“Mr. Barnes,” said Jessie; “but he is hardly ever there. He is an old miser, you know-what they call a millionaire, or mill-owner; which is it?”
“One is generally the French for the other,” put in Janet.
“Never mind her, Jessie,” said Allen, with a look of infinite displeasure at his sister. “What does he do which keeps him away?”
“I believe he is a great merchant, and is always in Liverpool,” said Jessie. “Any way, he is a very cross old man, and won’t let anybody go into his park and gardens when he comes down here; and he is very cruel too, for he disinherited his own nephew and niece for marrying. Only think Mrs. Watson at the grocer’s told our Susan that there’s a little girl, who is his own great-niece, living down at River Hollow Farm with Mr. and Mrs. Gould, just brought up by common farmers, you know, and he won’t take any notice of her, nor give one farthing for bringing her up. Isn’t it shocking? And even when he is at home, he only has two chops or two steaks, or just a bit of kidney, and that when he is literally rolling in gold.”
Jessie opened her large brown eyes to mark her horror, and Allen, made a gesture of exaggerated sympathy, which his sister took for more earnest than it was, and she said, scornfully, “I should like to see him literally rolling in gold. It must be like Midas. Do you mean that he sleeps on it, Jessie? How hard and cold!”
“Nonsense,” said Jessie; “you know what I mean.”
“I know what literally rolling in gold means, but I don’t know what you mean.”
“Don’t bully her, Janet,” said Allen; “we are not so stupid, are we, Jessie? Come and show me the walnut-tree you were telling me about.”
“What’s the matter, Janet?” said her mother, coming in a moment or two after, and finding her staring blankly out of the window, where the two had made their exit.
“O mother, Jessie has been talking such gossip, and Allen likes it, and won’t have it stopped! I can’t think what makes Allen and Bobus both so foolish whenever she is here.”
“She is a very pretty creature,” said Carey, smiling a little.

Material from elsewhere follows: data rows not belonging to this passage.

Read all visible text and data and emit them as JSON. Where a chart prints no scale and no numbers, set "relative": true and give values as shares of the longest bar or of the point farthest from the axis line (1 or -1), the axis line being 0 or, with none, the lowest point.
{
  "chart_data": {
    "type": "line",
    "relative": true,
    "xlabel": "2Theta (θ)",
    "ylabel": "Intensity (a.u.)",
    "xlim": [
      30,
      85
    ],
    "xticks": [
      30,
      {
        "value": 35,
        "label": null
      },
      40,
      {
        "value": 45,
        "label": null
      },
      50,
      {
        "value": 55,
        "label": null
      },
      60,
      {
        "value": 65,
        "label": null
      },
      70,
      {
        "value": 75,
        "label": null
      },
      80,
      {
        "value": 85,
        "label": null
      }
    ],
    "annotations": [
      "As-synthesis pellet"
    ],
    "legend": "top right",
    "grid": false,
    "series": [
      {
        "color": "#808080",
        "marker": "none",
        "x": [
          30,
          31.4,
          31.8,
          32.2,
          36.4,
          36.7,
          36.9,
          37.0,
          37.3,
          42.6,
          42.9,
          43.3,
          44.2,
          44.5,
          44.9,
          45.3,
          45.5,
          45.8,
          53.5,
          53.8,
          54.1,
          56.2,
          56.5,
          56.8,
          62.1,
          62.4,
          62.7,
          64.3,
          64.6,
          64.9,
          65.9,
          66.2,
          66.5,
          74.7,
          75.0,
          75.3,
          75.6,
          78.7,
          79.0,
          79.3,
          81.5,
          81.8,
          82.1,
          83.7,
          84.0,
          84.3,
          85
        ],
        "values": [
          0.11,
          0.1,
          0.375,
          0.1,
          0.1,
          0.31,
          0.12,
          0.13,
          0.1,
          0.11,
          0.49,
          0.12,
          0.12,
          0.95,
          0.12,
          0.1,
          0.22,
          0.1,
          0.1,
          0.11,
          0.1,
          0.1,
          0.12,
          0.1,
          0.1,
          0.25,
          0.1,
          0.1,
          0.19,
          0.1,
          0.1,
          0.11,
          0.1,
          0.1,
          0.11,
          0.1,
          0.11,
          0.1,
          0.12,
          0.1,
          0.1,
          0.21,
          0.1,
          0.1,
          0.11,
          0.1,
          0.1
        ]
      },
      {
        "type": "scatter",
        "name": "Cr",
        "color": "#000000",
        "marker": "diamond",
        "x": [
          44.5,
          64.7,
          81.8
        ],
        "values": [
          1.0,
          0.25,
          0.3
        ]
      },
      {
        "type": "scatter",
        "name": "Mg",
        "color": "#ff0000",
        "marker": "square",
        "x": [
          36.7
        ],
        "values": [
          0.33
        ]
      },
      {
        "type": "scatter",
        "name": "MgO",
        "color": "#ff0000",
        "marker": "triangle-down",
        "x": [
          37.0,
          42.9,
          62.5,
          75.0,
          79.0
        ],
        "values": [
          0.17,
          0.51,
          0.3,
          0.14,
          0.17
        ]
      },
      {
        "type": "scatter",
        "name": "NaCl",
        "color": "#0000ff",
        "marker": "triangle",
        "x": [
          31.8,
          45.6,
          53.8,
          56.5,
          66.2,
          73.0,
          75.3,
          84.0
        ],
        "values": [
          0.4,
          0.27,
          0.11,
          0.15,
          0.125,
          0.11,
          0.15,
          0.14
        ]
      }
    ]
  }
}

“Pretty!” repeated Janet. “What has that to do with it?”
“A great deal, as you will have to find out in the course of your life, my dear.”
“I thought only foolish people cared about beauty.”
“It is very convenient for us to think so,” said Carey, smiling.
“But mother-surely everybody cares for you just as much or more than if you were a great handsome, stupid creature! How I hate that word handsome!”
“Except for a cab,” said Carey.
“Ah! when shall I see a Hansom again?” said Janet in a slightly sentimental tone. But she returned to the charge, “Don’t go, mother, I want you to answer.”
“Beauty versus brains! My dear, you had better open your eyes to the truth. You must make up your mind to it. It is only very exceptional people who, even in the long run, care most for feminine brains.”